Cornea and Laser Eye Institute-Hersh Vision Group, CLEI Center for Keratoconus, Teaneck, New Jersey 07666, USA.
J Cataract Refract Surg. 2011 Apr;37(4):691-700. doi: 10.1016/j.jcrs.2010.10.052.
To determine the changes in corneal thickness over time after corneal collagen crosslinking (CXL) for keratoconus and corneal ectasia.
Cornea and refractive surgery subspecialty practice.
Prospective randomized controlled clinical trial.
Corneal thickness at the apex, thinnest point, and pupil center were measured using Scheimpflug imaging (Pentacam) at baseline and 1, 3, 6, and 12 months after CXL. The treatment group was compared with both a sham-procedure control group and a fellow-eye control group. Associations with clinical outcomes (uncorrected and corrected distance visual acuities and maximum keratometry) were analyzed.
The study comprised 82 eyes, 54 with keratoconus and 28 with ectasia after laser in situ keratomileusis. The mean preoperative thinnest pachymetry was 440.7 μm ± 52.9 (SD). After CXL, the cornea thinned at 1 month (mean change -23.8 ± 28.7 μm; P<.001) and from 1 to 3 months (mean change -7.2 ± 20.1 μm, P=.002), followed by a recovery of the corneal thickness between 3 months and 6 months (mean +20.5 ± 20.4 μm; P<.001). At 1 year, apex and pupil-center thicknesses returned to baseline (P=.11 and P=.06, respectively); however, the thinnest pachymetry remained slightly decreased from baseline to 12 months (mean change -6.6 ± 22.4 μm; P=.01). The recovery of corneal thickness was more rapid in ectasia than in keratoconus. There was no association between the degree of corneal thinning at 3 months and clinical outcomes after CXL.
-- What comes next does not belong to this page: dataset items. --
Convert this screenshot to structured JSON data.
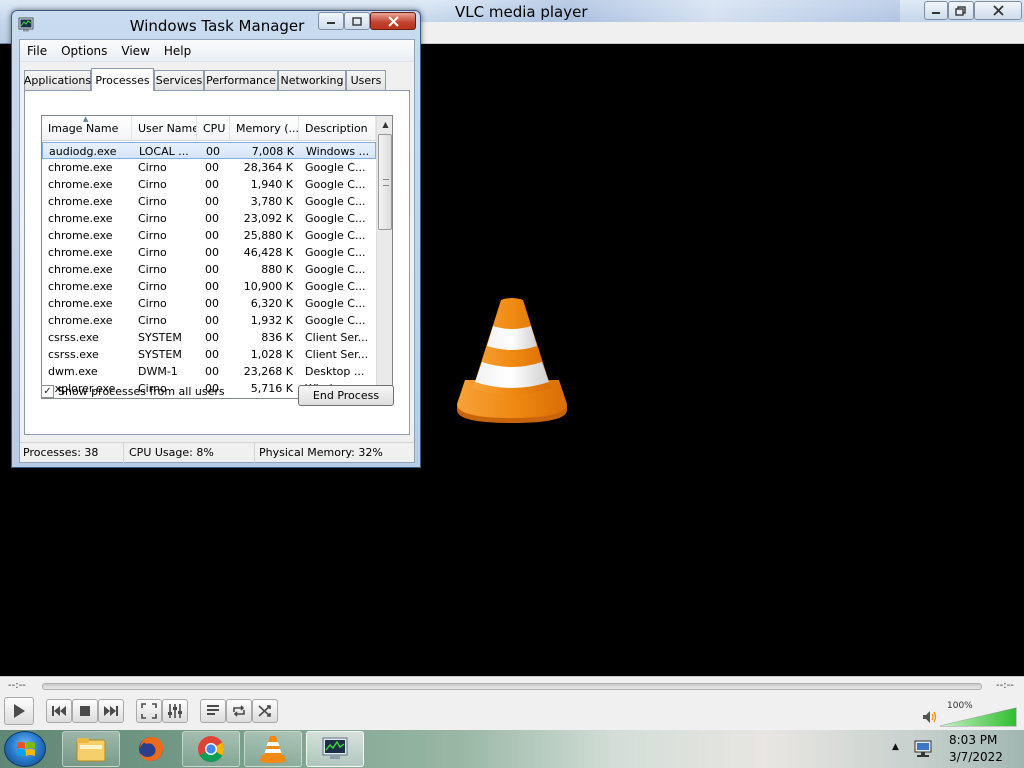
{
  "vlc": {
    "title": "VLC media player",
    "time_elapsed": "--:--",
    "time_total": "--:--",
    "seek_progress": 0,
    "volume_label": "100%",
    "volume_level": 1.0
  },
  "task_manager": {
    "title": "Windows Task Manager",
    "menu": [
      "File",
      "Options",
      "View",
      "Help"
    ],
    "tabs": [
      "Applications",
      "Processes",
      "Services",
      "Performance",
      "Networking",
      "Users"
    ],
    "active_tab": "Processes",
    "columns": [
      "Image Name",
      "User Name",
      "CPU",
      "Memory (...",
      "Description"
    ],
    "processes": [
      {
        "image": "audiodg.exe",
        "user": "LOCAL ...",
        "cpu": "00",
        "memory": "7,008 K",
        "description": "Windows ..."
      },
      {
        "image": "chrome.exe",
        "user": "Cirno",
        "cpu": "00",
        "memory": "28,364 K",
        "description": "Google C..."
      },
      {
        "image": "chrome.exe",
        "user": "Cirno",
        "cpu": "00",
        "memory": "1,940 K",
        "description": "Google C..."
      },
      {
        "image": "chrome.exe",
        "user": "Cirno",
        "cpu": "00",
        "memory": "3,780 K",
        "description": "Google C..."
      },
      {
        "image": "chrome.exe",
        "user": "Cirno",
        "cpu": "00",
        "memory": "23,092 K",
        "description": "Google C..."
      },
      {
        "image": "chrome.exe",
        "user": "Cirno",
        "cpu": "00",
        "memory": "25,880 K",
        "description": "Google C..."
      },
      {
        "image": "chrome.exe",
        "user": "Cirno",
        "cpu": "00",
        "memory": "46,428 K",
        "description": "Google C..."
      },
      {
        "image": "chrome.exe",
        "user": "Cirno",
        "cpu": "00",
        "memory": "880 K",
        "description": "Google C..."
      },
      {
        "image": "chrome.exe",
        "user": "Cirno",
        "cpu": "00",
        "memory": "10,900 K",
        "description": "Google C..."
      },
      {
        "image": "chrome.exe",
        "user": "Cirno",
        "cpu": "00",
        "memory": "6,320 K",
        "description": "Google C..."
      },
      {
        "image": "chrome.exe",
        "user": "Cirno",
        "cpu": "00",
        "memory": "1,932 K",
        "description": "Google C..."
      },
      {
        "image": "csrss.exe",
        "user": "SYSTEM",
        "cpu": "00",
        "memory": "836 K",
        "description": "Client Ser..."
      },
      {
        "image": "csrss.exe",
        "user": "SYSTEM",
        "cpu": "00",
        "memory": "1,028 K",
        "description": "Client Ser..."
      },
      {
        "image": "dwm.exe",
        "user": "DWM-1",
        "cpu": "00",
        "memory": "23,268 K",
        "description": "Desktop ..."
      },
      {
        "image": "explorer.exe",
        "user": "Cirno",
        "cpu": "00",
        "memory": "5,716 K",
        "description": "Windows ..."
      }
    ],
    "selected_row": 0,
    "show_all_label": "Show processes from all users",
    "show_all_checked": true,
    "end_process_label": "End Process",
    "status": {
      "processes": "Processes: 38",
      "cpu_usage": "CPU Usage: 8%",
      "physical_memory": "Physical Memory: 32%"
    }
  },
  "taskbar": {
    "buttons": [
      "start-orb",
      "windows-explorer-icon",
      "firefox-icon",
      "chrome-icon",
      "vlc-icon",
      "task-manager-icon"
    ],
    "clock_time": "8:03 PM",
    "clock_date": "3/7/2022"
  },
  "colors": {
    "vlc_orange": "#f08a12",
    "selection": "#d5e5f8",
    "aero_title": "#b9cde5",
    "volume_green": "#3cc63c"
  }
}
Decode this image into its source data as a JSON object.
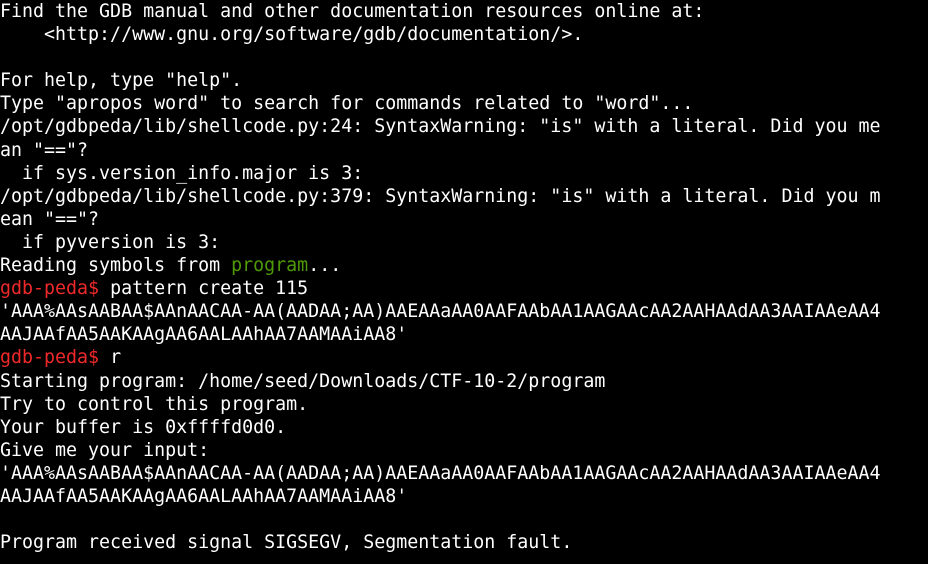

After CXL, the cornea thins and then recovers toward baseline thickness. The cause and implications of corneal thickness changes after CXL remain to be elucidated.
No author has a financial or proprietary interest in any material or method mentioned. Additional disclosure is found in the footnotes.
确定角膜交联 (CXL) 治疗圆锥角膜和角膜扩张后角膜厚度随时间的变化。
角膜和屈光手术亚专科。
前瞻性随机对照临床试验。
使用 Scheimpflug 成像(Pentacam)在基线和 CXL 后 1、3、6 和 12 个月时测量角膜顶点、最薄点和瞳孔中心的角膜厚度。将治疗组与假手术对照组和对侧眼对照组进行比较。分析与临床结果(未矫正和矫正远视力和最大角膜曲率)的相关性。
该研究包括 82 只眼,54 只为圆锥角膜,28 只为 LASIK 后扩张。术前最薄角膜厚度平均为 440.7μm±52.9(SD)。CXL 后 1 个月角膜变薄(平均变化-23.8±28.7μm;P<.001),从 1 个月到 3 个月(平均变化-7.2±20.1μm,P=.002),随后 3 个月至 6 个月之间角膜厚度恢复(平均增加 20.5±20.4μm;P<.001)。1 年后,顶点和瞳孔中心厚度恢复到基线(P=.11 和 P=.06);然而,最薄角膜厚度从基线到 12 个月仍略有下降(平均变化-6.6±22.4μm;P=.01)。扩张的角膜厚度恢复比圆锥角膜更快。3 个月时角膜变薄的程度与 CXL 后的临床结果无关。
CXL 后,角膜变薄,然后向基线厚度恢复。CXL 后角膜厚度变化的原因和影响仍有待阐明。